Falls into a dream, a long corridor, opening, widening, then tumbling in high heat.  Body shrinking small, eyes itch, teardrops dry away.  Cannot scream, shout, or yell.  Saliva evaporates, organs begin to stew, steam, then fried liver and overeasy, overmedium, overhard, an omelette, deep inside the body.
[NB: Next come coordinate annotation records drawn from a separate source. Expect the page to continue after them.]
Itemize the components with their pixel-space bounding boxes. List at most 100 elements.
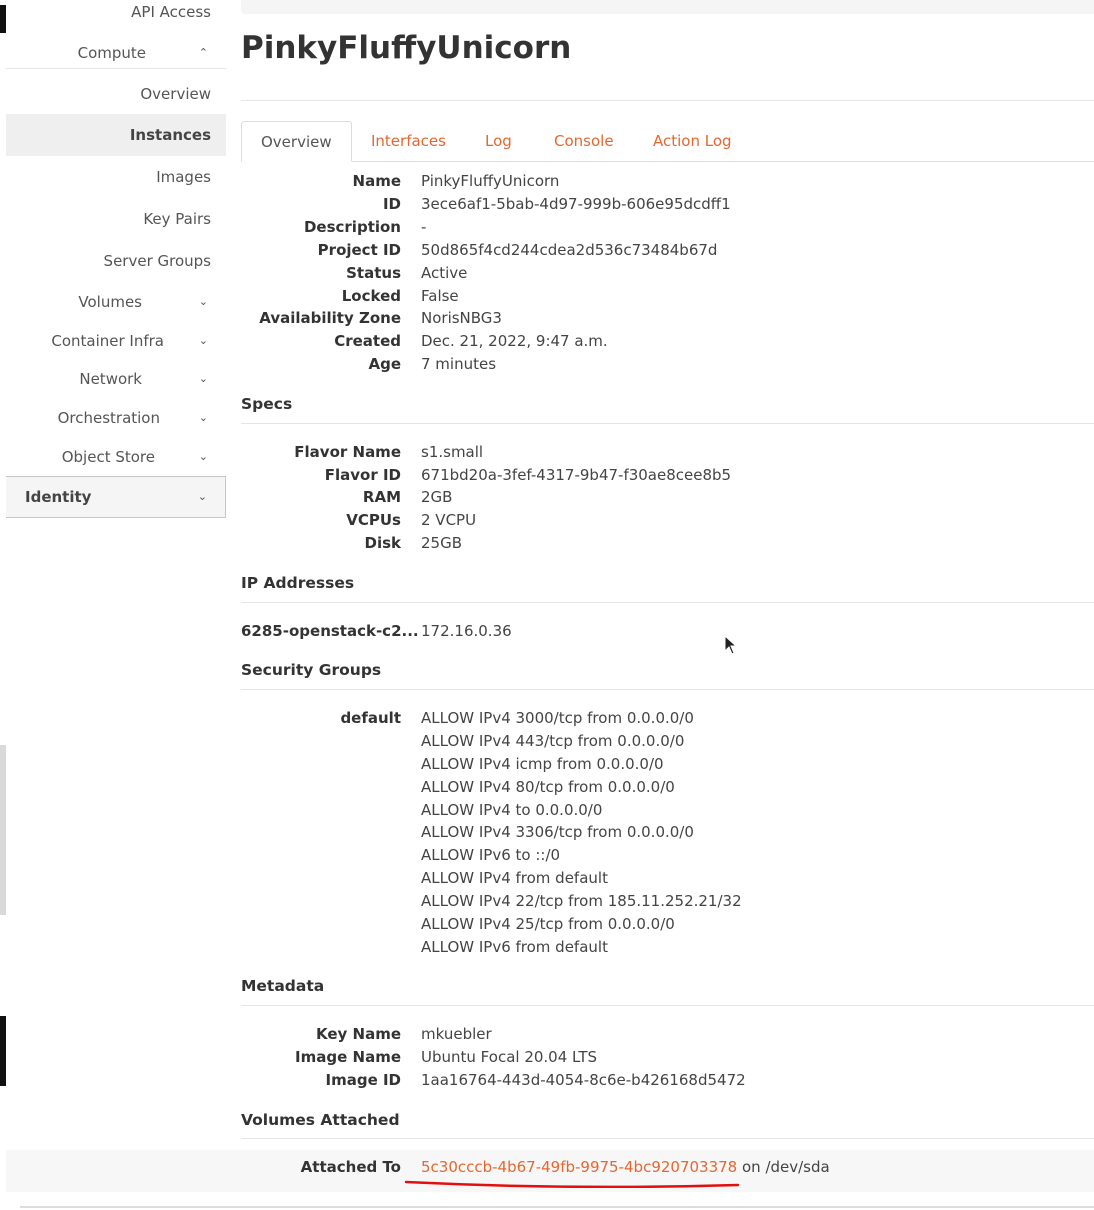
detail-row-ram: RAM 2GB [241,488,1094,511]
detail-row-vcpus: VCPUs 2 VCPU [241,511,1094,534]
detail-value: False [421,287,459,305]
mouse-cursor-icon [724,635,738,655]
divider [241,1138,1094,1139]
tab-console[interactable]: Console [554,121,614,161]
detail-value: - [421,218,427,236]
detail-label: Flavor Name [294,443,401,461]
detail-label: Key Name [315,1025,401,1043]
divider [20,1206,1094,1208]
sidebar-item-overview[interactable]: Overview [6,85,226,103]
sidebar-item-label: Instances [129,126,211,144]
detail-value: 2GB [421,488,453,506]
security-rule: ALLOW IPv4 icmp from 0.0.0.0/0 [421,755,664,773]
section-heading-security-groups: Security Groups [241,661,382,679]
detail-label: Description [303,218,401,236]
detail-value: PinkyFluffyUnicorn [421,172,560,190]
chevron-down-icon: ⌄ [198,295,208,308]
detail-row-key-name: Key Name mkuebler [241,1025,1094,1048]
security-rule: ALLOW IPv4 25/tcp from 0.0.0.0/0 [421,915,675,933]
sidebar-item-api-access[interactable]: API Access [6,3,226,21]
image-name-link[interactable]: Ubuntu Focal 20.04 LTS [421,1048,597,1066]
sidebar-item-instances[interactable]: Instances [6,114,226,156]
section-heading-volumes-attached: Volumes Attached [241,1111,400,1129]
chevron-down-icon: ⌄ [198,372,208,385]
red-underline-annotation [404,1180,740,1188]
detail-row-name: Name PinkyFluffyUnicorn [241,172,1094,195]
section-heading-metadata: Metadata [241,977,325,995]
tab-action-log[interactable]: Action Log [653,121,732,161]
detail-value: 172.16.0.36 [421,622,512,640]
detail-value: 1aa16764-443d-4054-8c6e-b426168d5472 [421,1071,746,1089]
divider [241,423,1094,424]
tab-log[interactable]: Log [485,121,512,161]
detail-row-security-rule: ALLOW IPv4 to 0.0.0.0/0 [241,801,1094,824]
detail-row-security-rule: ALLOW IPv4 22/tcp from 185.11.252.21/32 [241,892,1094,915]
security-rule: ALLOW IPv6 to ::/0 [421,846,561,864]
detail-row-description: Description - [241,218,1094,241]
detail-row-created: Created Dec. 21, 2022, 9:47 a.m. [241,332,1094,355]
detail-value: 7 minutes [421,355,497,373]
sidebar-item-label: Images [156,168,211,186]
detail-value: 25GB [421,534,463,552]
detail-label: Attached To [300,1158,401,1176]
detail-label: Disk [364,534,402,552]
detail-label: Flavor ID [324,466,401,484]
detail-value: 2 VCPU [421,511,477,529]
sidebar-item-label: Compute [77,44,146,62]
divider [6,68,226,69]
breadcrumb [241,0,1094,14]
detail-row-attached-to: Attached To 5c30cccb-4b67-49fb-9975-4bc9… [241,1158,1094,1181]
tab-interfaces[interactable]: Interfaces [371,121,446,161]
security-rule: ALLOW IPv4 from default [421,869,608,887]
detail-row-security-rule: ALLOW IPv4 icmp from 0.0.0.0/0 [241,755,1094,778]
security-rule: ALLOW IPv4 to 0.0.0.0/0 [421,801,603,819]
detail-value: NorisNBG3 [421,309,502,327]
section-heading-specs: Specs [241,395,293,413]
sidebar-item-label: API Access [131,3,211,21]
detail-row-availability-zone: Availability Zone NorisNBG3 [241,309,1094,332]
detail-row-age: Age 7 minutes [241,355,1094,378]
detail-label: Age [368,355,401,373]
detail-row-id: ID 3ece6af1-5bab-4d97-999b-606e95dcdff1 [241,195,1094,218]
detail-value: 5c30cccb-4b67-49fb-9975-4bc920703378 on … [421,1158,830,1176]
detail-value: Dec. 21, 2022, 9:47 a.m. [421,332,608,350]
security-rule: ALLOW IPv4 3306/tcp from 0.0.0.0/0 [421,823,694,841]
detail-label: Image ID [325,1071,402,1089]
chevron-down-icon: ⌄ [198,411,208,424]
detail-value: 3ece6af1-5bab-4d97-999b-606e95dcdff1 [421,195,731,213]
detail-label: RAM [362,488,401,506]
detail-value: Active [421,264,468,282]
tab-bar: Overview Interfaces Log Console Action L… [241,121,1094,162]
detail-label: Created [334,332,401,350]
detail-row-security-rule: ALLOW IPv6 from default [241,938,1094,961]
section-heading-ip-addresses: IP Addresses [241,574,355,592]
chevron-down-icon: ⌄ [198,334,208,347]
sidebar-item-label: Identity [25,488,92,506]
detail-row-security-rule: ALLOW IPv4 3306/tcp from 0.0.0.0/0 [241,823,1094,846]
detail-label: VCPUs [346,511,401,529]
security-rule: ALLOW IPv4 443/tcp from 0.0.0.0/0 [421,732,685,750]
security-rule: ALLOW IPv6 from default [421,938,608,956]
sidebar-item-key-pairs[interactable]: Key Pairs [6,210,226,228]
detail-row-locked: Locked False [241,287,1094,310]
divider [241,100,1094,101]
detail-row-security-rule: ALLOW IPv4 from default [241,869,1094,892]
sidebar-item-label: Key Pairs [143,210,211,228]
detail-value: s1.small [421,443,484,461]
detail-label: Name [352,172,401,190]
sidebar-item-label: Server Groups [103,252,211,270]
detail-value: mkuebler [421,1025,492,1043]
detail-value: 50d865f4cd244cdea2d536c73484b67d [421,241,718,259]
sidebar-item-identity[interactable]: Identity ⌄ [6,476,226,518]
detail-value: 671bd20a-3fef-4317-9b47-f30ae8cee8b5 [421,466,732,484]
tab-overview[interactable]: Overview [241,121,352,162]
sidebar-item-server-groups[interactable]: Server Groups [6,252,226,270]
detail-row-security-rule: ALLOW IPv4 80/tcp from 0.0.0.0/0 [241,778,1094,801]
sidebar-item-images[interactable]: Images [6,168,226,186]
divider [241,602,1094,603]
detail-row-image-name: Image Name Ubuntu Focal 20.04 LTS [241,1048,1094,1071]
volume-link[interactable]: 5c30cccb-4b67-49fb-9975-4bc920703378 [421,1158,737,1176]
page-title: PinkyFluffyUnicorn [241,30,572,66]
sidebar-item-label: Container Infra [51,332,164,350]
detail-label: Availability Zone [259,309,401,327]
            Wakes and the record spins with no sound.  The needle resting on an endless track, rotating around and around for all time and time-being.  Vacant eyes travel across the room, begging the body to stand, to end the spinning, to begin again.  Fly lands on the wall.  Dust floats in the air.  Messages leave the brain with great effort, with strong and pure intention: rising to feet, stepping forward.  Fly wisps away, out the door, into the fresh country air (flowers and manure).  The tone-arm returns, platter stops rotating, and.  (Silence)




Digs a Latrine
           
Flies swarm the outhouse and red stench lingers beside the white chickens.  Walks away, in lurid perambulation, then handles a shovel.  Ducks into the forest, dodging a birch tree, steps solidly on the earth, steps again, at least a few times, stops in a clearing.  An old oak tree, witnessing the event, sways happily in the breeze, waiting for something more.  Muscles careen shovel deep into the soil.  Removes the earth, forms a pile akin to hole—a growing hole, deeper and deeper, rooting toward the core.  Lowers jeans and shits into the earth.  Fly circles the odour and buzzes and whines.  Wings rapidly flapping, quick as an electric fan.  Screaming like a saxophone.  With both hands, takes a mound of damp soil, sifts it between fingers, scattering it into the hole.  Removes jeans completely, removes top, shoes and socks.  Stands naked, speckled sunlight broadcasts though foliage to the earthen floor below.  They say it’s wonderful…  Whispers only a line of the song, then freezes.  Chills across the skin.  The oak tree rustles and shudders, a solitary acorn falls.  A clank to the head, eyes close, then open, slowly look toward sky.  Perfect blue and leather oak leaves, gnarled bark.
            Drops clothing into hole and fills the dirt back in.  Saunters toward forest/ home (for the time-being).  Wanders, seeks, looks for the root.  Dreams of more than a home—a buzzing, bright hole filled with blue, white—every colour—spinning in a whir of pure heat, until the human body evaporates, again, and only the voice remains, the song, a long fading echo, stirring itself in a cast-iron pan.